You then deal 2 cards to each player.

Then start your 'stick or twist' logic (as a function), which you call in turn for each player.
agree, do over.
also figure out what you need. you need the ability to score a hand. you need the ability to determine who won a hand. you need to handle the money (if any) that was bet. You need a simple AI for the computer player, which is probably just a few simple rules. Usually computer ai goes after human and can see the human hand and hits until it beats the human or loses, sometimes with exceptions like stop at 17 or soft 17 (eg face+7 allows hit but 10+5+2 has to stop).
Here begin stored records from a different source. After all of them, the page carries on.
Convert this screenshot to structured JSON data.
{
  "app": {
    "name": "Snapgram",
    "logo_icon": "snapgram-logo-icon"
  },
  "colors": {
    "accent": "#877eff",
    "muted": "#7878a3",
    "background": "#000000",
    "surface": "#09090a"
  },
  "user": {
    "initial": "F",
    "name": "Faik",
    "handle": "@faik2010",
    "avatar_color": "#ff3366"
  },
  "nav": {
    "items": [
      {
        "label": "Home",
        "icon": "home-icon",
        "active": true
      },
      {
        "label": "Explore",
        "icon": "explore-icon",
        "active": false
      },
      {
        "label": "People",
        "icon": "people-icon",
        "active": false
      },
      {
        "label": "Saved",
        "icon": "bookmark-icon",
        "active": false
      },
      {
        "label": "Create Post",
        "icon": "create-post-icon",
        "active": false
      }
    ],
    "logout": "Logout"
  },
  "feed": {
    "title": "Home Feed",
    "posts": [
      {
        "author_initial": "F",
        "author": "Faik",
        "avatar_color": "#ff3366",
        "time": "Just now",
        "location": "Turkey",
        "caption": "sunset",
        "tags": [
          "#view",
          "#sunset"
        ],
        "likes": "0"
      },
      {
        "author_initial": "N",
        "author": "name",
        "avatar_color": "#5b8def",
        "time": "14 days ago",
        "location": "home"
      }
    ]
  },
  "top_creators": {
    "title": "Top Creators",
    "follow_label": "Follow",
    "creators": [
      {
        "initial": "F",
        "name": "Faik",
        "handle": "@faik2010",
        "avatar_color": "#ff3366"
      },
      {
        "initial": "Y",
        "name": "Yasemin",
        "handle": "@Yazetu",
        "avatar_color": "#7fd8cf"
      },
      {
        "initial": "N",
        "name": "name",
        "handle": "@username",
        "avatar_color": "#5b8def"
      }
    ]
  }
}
You need a deck, ability to shuffle and deal from it (this can just be a vector, but if you want more you can do it).
if/then complexity can be eliminated or reduced via several techniques:
1) visual scan for junk (conditions that can't hit, or were already known at that point)
2) reverse logic (often can eliminate compound conditions by revering logic so that the flow ensures one of the conditions is known after)
3) defaults ... x = 3; if () x = 4; vs if () x = 4 else x = 3;
4) k-map it to spot redundancy
5) switch statement fall-through can avoid conditions and switches can be less bulky if done right
6) bool math / lookup table can eliminate simple conditionals eg result[] = {1,2} and later x = result[z != 11] //casts bool of condition to 0/1 and goes to the [0] or [1] location in the table

maybe what you are looking for is just a cleaner pattern..
switch(something)
case one: foo1(); break;
case two: foo2(); break;
^^^ condition is small and clean, and the functions make it modular/cleaner as well. also can use foo(one) foo(two) if the function for one and two is the same apart from the data operated upon.

even with a do-over if you wrote and understand the original you can probably surgically cut out good parts to reuse. but most of that thing looks like it needs to be tossed.